Né le 28 mai 1948 à Coaticook, il est le cadet d’une famille de 5 enfants. Il habite sur la ferme familiale où il apprend rapidement les rudiments de l’agriculture. Dans la vingtaine, il étudie à l’Université de Sherbrooke pendant un an et par la suite, il sera embauché en 1973 à l’âge de 25 ans par Agriculture Canada comme technicien en agriculture et ce, jusqu’à sa retraite le 28 mai 1998.
Entre-temps, il achète le 30 mai 1974 l’une des plus anciennes maisons du village de Saint-Louis-de-Pintendre qu’il habitera jusqu’à son décès. Sur ses deux arpents de terrain, il construit ses nombreux potagers. Les distances d’isolement sont très importantes pour préserver la pureté des cultivars. Il cultivait annuellement une centaine de variétés de fleurs, fruits et légumes quasi éteints. Les 26 cultivars de pommes de terre occupaient à eux seuls, 150 mètres carrés de son potager.

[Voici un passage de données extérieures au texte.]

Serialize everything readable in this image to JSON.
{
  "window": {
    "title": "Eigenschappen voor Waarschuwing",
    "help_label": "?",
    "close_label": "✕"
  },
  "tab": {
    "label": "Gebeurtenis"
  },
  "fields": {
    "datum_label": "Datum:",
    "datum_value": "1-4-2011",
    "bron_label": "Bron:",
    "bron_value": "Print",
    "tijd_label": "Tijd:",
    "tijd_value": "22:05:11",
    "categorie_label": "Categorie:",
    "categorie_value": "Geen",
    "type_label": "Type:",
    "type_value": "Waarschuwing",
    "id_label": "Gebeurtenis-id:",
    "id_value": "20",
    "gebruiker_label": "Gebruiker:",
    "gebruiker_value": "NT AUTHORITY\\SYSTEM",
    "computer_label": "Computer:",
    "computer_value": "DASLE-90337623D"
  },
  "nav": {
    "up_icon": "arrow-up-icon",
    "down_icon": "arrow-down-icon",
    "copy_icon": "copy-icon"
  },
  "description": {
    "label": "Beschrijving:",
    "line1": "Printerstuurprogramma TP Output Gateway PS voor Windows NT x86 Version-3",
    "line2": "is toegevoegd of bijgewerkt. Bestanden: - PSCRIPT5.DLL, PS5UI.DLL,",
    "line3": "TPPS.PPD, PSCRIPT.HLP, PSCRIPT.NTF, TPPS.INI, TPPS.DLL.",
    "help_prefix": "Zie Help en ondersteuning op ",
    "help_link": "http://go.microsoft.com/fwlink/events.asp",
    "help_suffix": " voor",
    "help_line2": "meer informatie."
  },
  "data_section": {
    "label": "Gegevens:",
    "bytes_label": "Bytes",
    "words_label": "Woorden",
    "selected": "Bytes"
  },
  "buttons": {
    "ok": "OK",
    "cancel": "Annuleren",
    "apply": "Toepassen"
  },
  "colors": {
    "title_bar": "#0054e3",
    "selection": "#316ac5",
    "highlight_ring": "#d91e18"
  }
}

De fait, il est important de se remettre en contexte qu’au Québec, avant 1990 et l’arrivée d’Internet, la transmission des semences anciennes se résume à des échange de savoir et de matériel génétique de personne à personne. Si un individu brise la chaîne et qu’il en est l’unique héritier, c’est terminé. Monsieur D’Avignon s’aperçoit qu’au Canada anglais, la sensibilisation à la préservation des semences anciennes est beaucoup plus avancée qu’au Québec. Ses lectures l’amènent à prendre conscience de la disparition progressive et rapide de cette biodiversité agricole. Il apprend l’existence d’un organisme canadien de protection de semences créé en 1984 peu connu dans notre province nommé « Heritage Seed Program ». Il se sent aussitôt interpellé et la passion le gagne rapidement. Il s’y inscrit en 1989. Même avant de devenir officiellement son premier représentant (section Québec) 5 ans plus tard, il donne déjà des entrevues pour attirer l’attention du public sur la dégradation rapide de ce patrimoine agricole.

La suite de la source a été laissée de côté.